The Project within a Project

It is simultaneously said that “God is in the details” and “the devil is in the details.”  Well… which is it? Who actually resides in the details? When designing a building, it is often the architect.

The details of a project are at once the most rewarding and the most frustrating steps in the design process. They are small moments in the overall scheme of things, but they quickly become projects in and of themselves. Getting the details right requires thinking and re-thinking, miles of sketch paper, boxes of pens, and plenty of coffee – but those details can eventually become the most important part of the space. At JEMA, we are fortunate to work on projects of all different sizes, and on each one we find a way to get lost in the details.

For the headquarters of HD Supply Waterworks in Maryland Heights, we had the opportunity to design two different 10' high murals representing the regional and national presence of the company. At 45' long, the national mural is a collage of urban skylines from cities all over the US. Everything from the concept sketches to the Photoshop work was a labor of love and we had fun with the design. If you know where to look in the mural, you’ll even find a rooftop clock that was altered to represent the date when HD Supply went public on the NYSE. The client was so happy with the mural that their parent company, HD Supply, has since replicated it at their national headquarters in Atlanta.

45' x 10' Mural for HD Supply Waterworks

Regional (left) and national (right) murals installed

When designing a new office and warehouse for United Bags, Inc. in Creve Coeur, we wanted the lobby to be warm, contemporary and inviting. We thought re-purposed wood, with its unmistakable color and texture, could provide a great contrast to the other materials in the space. JEMA worked with a local carpenter to supply 1,800 square feet of reclaimed barnwood for the project. The wood comes from multiple sources across the Midwest and is often old enough to have been milled by hand, so no two boards are alike. After multiple design iterations and mock-ups, we settled on a pattern that was equal parts random and ordered. There is a consistent ¼” joint between each board, but the widths of the boards vary from 2” to 12” wide.

Varying sizes of reclaimed barn wood.

Detail of reclaimed wood cladding.

Final wood walls installed at United Bags corporate headquarters.

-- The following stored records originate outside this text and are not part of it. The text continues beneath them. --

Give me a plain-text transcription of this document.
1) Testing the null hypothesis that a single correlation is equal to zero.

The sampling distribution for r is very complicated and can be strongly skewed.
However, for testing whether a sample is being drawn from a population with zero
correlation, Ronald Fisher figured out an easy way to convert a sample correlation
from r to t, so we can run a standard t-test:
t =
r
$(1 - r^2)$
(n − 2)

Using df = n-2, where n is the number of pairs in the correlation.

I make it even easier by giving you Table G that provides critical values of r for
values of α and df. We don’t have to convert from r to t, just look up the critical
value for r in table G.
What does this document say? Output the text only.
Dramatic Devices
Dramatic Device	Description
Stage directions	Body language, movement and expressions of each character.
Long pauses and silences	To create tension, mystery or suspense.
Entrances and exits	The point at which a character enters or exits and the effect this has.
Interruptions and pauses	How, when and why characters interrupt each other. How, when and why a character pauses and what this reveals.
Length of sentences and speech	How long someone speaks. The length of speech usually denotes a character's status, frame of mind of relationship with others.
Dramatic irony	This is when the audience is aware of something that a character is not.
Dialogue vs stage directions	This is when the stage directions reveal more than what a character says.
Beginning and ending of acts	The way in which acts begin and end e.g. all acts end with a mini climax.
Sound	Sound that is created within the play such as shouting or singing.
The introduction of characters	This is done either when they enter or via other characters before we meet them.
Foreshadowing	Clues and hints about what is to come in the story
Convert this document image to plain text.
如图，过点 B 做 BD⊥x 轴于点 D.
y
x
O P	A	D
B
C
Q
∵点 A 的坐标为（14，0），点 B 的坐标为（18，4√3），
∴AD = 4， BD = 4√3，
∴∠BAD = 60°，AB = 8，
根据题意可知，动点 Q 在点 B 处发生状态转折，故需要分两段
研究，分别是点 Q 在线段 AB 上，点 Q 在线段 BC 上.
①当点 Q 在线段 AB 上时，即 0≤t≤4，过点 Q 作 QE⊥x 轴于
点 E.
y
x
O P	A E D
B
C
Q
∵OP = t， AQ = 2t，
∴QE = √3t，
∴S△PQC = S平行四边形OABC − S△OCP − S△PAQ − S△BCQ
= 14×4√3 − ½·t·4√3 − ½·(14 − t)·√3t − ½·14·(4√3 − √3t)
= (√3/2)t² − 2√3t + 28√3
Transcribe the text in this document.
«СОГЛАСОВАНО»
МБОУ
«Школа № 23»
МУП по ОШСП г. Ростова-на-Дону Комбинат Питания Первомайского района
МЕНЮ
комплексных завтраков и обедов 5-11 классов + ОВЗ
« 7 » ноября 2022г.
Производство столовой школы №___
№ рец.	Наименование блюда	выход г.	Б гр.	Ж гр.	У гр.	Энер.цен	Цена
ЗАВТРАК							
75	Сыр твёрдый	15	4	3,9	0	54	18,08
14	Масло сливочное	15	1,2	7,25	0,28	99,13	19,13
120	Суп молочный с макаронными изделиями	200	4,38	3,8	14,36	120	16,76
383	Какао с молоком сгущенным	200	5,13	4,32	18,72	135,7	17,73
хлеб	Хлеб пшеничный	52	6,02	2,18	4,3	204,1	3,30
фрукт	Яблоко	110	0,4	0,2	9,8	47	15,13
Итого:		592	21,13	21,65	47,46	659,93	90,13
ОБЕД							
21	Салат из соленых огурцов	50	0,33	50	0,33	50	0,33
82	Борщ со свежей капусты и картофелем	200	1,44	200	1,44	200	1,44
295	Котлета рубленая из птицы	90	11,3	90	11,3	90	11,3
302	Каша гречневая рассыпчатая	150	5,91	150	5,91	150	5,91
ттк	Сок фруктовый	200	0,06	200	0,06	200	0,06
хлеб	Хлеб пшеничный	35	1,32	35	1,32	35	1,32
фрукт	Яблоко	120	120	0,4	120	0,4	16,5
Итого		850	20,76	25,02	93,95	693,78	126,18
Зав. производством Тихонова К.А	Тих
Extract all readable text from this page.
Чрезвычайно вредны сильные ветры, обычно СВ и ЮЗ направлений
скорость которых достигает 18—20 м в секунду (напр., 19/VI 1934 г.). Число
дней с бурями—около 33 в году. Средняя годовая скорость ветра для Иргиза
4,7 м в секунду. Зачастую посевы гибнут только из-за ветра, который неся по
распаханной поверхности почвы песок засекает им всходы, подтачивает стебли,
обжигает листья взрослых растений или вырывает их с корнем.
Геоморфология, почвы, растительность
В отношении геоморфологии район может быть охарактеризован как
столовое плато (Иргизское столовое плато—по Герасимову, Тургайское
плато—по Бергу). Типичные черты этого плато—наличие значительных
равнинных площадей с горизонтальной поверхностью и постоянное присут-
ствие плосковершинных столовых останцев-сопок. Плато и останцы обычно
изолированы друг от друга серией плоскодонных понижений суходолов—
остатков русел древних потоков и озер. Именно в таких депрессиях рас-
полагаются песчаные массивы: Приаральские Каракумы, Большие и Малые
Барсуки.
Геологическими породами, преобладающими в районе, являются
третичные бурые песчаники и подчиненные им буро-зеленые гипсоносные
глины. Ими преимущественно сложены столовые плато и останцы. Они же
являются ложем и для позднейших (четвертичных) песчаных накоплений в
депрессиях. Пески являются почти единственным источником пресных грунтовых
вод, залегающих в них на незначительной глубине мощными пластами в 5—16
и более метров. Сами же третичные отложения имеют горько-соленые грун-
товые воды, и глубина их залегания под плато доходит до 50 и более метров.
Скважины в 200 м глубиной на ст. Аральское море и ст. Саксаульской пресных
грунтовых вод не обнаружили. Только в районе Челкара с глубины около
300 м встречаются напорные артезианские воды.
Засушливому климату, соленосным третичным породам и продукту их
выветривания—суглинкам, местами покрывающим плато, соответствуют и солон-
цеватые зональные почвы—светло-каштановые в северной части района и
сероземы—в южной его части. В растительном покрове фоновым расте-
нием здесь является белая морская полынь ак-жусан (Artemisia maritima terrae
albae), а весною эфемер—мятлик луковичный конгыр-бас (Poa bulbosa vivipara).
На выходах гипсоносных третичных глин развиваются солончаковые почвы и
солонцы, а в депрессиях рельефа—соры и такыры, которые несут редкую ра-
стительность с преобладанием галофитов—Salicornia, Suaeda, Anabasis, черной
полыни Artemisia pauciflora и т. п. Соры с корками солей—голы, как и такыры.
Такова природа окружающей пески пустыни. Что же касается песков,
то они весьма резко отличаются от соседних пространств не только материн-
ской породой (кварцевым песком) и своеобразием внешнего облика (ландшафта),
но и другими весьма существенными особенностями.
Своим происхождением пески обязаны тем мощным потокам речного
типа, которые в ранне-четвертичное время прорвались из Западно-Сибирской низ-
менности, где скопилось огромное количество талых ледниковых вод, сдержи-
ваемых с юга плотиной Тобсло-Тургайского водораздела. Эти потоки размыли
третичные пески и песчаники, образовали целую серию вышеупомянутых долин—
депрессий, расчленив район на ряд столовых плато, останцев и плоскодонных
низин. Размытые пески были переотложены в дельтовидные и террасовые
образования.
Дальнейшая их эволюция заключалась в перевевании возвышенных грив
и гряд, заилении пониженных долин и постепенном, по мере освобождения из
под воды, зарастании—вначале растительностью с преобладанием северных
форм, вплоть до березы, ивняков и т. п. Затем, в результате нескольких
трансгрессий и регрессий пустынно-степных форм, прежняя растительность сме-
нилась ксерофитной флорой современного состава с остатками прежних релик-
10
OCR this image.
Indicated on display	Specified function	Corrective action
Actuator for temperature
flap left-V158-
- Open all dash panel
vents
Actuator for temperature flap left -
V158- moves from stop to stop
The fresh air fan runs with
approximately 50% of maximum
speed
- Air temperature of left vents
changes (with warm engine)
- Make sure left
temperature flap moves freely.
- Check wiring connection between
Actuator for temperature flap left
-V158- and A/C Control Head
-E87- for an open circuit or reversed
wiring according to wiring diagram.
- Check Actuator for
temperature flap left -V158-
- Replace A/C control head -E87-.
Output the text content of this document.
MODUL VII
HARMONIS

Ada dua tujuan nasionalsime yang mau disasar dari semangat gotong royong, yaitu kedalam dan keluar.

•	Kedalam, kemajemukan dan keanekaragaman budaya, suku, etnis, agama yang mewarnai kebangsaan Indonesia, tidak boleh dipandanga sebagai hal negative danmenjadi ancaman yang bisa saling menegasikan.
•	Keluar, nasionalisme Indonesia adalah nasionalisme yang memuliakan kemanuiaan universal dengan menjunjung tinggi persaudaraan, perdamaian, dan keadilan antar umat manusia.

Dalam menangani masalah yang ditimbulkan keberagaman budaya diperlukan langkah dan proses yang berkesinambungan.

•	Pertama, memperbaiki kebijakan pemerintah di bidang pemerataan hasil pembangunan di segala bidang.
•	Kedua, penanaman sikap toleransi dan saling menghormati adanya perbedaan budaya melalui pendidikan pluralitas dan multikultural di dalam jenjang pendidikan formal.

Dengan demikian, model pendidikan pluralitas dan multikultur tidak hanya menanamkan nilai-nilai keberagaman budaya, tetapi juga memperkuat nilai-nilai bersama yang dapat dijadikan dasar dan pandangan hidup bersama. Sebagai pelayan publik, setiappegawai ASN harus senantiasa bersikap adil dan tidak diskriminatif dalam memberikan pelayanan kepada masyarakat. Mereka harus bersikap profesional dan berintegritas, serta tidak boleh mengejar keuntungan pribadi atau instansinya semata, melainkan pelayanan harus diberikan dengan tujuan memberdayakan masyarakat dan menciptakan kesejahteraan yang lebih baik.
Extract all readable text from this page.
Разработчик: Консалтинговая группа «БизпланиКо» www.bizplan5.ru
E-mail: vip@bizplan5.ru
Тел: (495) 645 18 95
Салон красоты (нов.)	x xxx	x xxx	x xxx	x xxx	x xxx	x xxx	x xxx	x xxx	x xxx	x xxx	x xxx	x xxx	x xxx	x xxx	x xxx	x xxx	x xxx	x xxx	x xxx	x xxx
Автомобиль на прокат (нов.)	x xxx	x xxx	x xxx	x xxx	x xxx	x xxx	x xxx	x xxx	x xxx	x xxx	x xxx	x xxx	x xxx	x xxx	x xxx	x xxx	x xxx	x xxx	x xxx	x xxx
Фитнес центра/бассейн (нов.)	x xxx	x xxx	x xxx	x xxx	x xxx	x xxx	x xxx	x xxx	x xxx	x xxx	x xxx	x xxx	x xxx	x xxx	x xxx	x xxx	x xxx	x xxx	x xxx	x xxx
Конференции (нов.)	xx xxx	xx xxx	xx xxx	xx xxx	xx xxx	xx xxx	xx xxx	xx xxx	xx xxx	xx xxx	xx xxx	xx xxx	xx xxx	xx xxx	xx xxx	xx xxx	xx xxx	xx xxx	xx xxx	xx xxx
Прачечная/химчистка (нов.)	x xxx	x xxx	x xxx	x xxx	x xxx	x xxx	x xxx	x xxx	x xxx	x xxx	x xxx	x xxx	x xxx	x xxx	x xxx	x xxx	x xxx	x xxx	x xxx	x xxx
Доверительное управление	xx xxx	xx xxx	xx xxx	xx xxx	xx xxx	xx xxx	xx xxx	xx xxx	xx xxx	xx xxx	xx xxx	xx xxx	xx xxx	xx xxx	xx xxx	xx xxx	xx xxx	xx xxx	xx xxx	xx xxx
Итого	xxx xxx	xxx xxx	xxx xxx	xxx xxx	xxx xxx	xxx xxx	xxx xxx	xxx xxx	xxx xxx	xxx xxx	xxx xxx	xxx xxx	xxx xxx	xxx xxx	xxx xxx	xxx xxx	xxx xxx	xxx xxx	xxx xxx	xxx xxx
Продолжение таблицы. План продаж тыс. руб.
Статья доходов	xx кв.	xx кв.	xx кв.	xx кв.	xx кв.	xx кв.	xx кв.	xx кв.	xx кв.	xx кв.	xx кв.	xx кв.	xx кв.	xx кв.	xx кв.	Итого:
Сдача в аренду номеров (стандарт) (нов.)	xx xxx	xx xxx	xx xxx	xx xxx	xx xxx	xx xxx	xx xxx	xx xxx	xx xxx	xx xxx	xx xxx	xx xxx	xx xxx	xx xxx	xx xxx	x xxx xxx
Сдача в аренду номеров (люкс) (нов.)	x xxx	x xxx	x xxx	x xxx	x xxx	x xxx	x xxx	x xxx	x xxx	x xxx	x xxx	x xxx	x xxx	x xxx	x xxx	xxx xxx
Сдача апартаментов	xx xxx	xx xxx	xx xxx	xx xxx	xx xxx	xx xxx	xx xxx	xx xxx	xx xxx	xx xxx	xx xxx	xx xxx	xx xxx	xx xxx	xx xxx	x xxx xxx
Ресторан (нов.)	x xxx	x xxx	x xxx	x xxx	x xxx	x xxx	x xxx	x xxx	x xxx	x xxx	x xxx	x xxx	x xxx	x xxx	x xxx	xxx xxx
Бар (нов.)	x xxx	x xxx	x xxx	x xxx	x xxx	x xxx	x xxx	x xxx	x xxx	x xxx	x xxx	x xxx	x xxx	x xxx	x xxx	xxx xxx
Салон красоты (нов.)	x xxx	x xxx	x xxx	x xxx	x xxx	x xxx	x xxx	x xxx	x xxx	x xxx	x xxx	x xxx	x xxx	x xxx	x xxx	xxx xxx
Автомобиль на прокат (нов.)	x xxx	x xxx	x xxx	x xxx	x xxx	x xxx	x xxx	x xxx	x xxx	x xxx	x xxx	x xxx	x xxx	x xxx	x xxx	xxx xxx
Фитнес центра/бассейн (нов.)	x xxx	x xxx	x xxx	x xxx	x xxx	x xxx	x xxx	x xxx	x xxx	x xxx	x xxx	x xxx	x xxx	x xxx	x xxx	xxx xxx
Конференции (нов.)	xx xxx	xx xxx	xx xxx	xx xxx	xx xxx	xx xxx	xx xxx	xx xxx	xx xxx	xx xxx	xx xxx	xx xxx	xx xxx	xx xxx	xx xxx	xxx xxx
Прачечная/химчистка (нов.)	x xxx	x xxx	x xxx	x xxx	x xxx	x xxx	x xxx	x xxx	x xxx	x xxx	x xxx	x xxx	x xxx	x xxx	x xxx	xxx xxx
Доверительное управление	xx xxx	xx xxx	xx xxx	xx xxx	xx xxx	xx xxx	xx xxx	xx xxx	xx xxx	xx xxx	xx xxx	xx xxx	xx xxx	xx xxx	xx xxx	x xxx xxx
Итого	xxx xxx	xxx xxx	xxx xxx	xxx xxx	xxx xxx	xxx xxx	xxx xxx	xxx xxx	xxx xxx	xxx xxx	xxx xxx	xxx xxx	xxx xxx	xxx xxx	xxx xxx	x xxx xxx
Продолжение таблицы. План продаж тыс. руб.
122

Recently JEMA was engaged by another local Fortune 500 corporation to design their new headquarters. Located in the Pierre Laclede tower in Clayton, the office has expansive views of downtown St. Louis. The challenge in this space was to highlight that view while maintaining privacy for the boardroom. After multiple iterations, the idea emerged for a feature wall that would frame the view and also provide a backdrop for the reception desk. Everything from the color of the grout to the treatment of the corners to the support at the ceiling had to be considered. Each decision helped shape this project within a project into a feature element that defines the space with a dramatic statement.

Photo of the feature wall during construction. The wall creates a portal to the viewshed and also hides structure, plumbing and electrical infrastructure.

Feature wall and boardroom beyond.

After hours of working and re-working the details, it's inevitable that we leave a little bit of us in every project within a project. JEMA is in the details.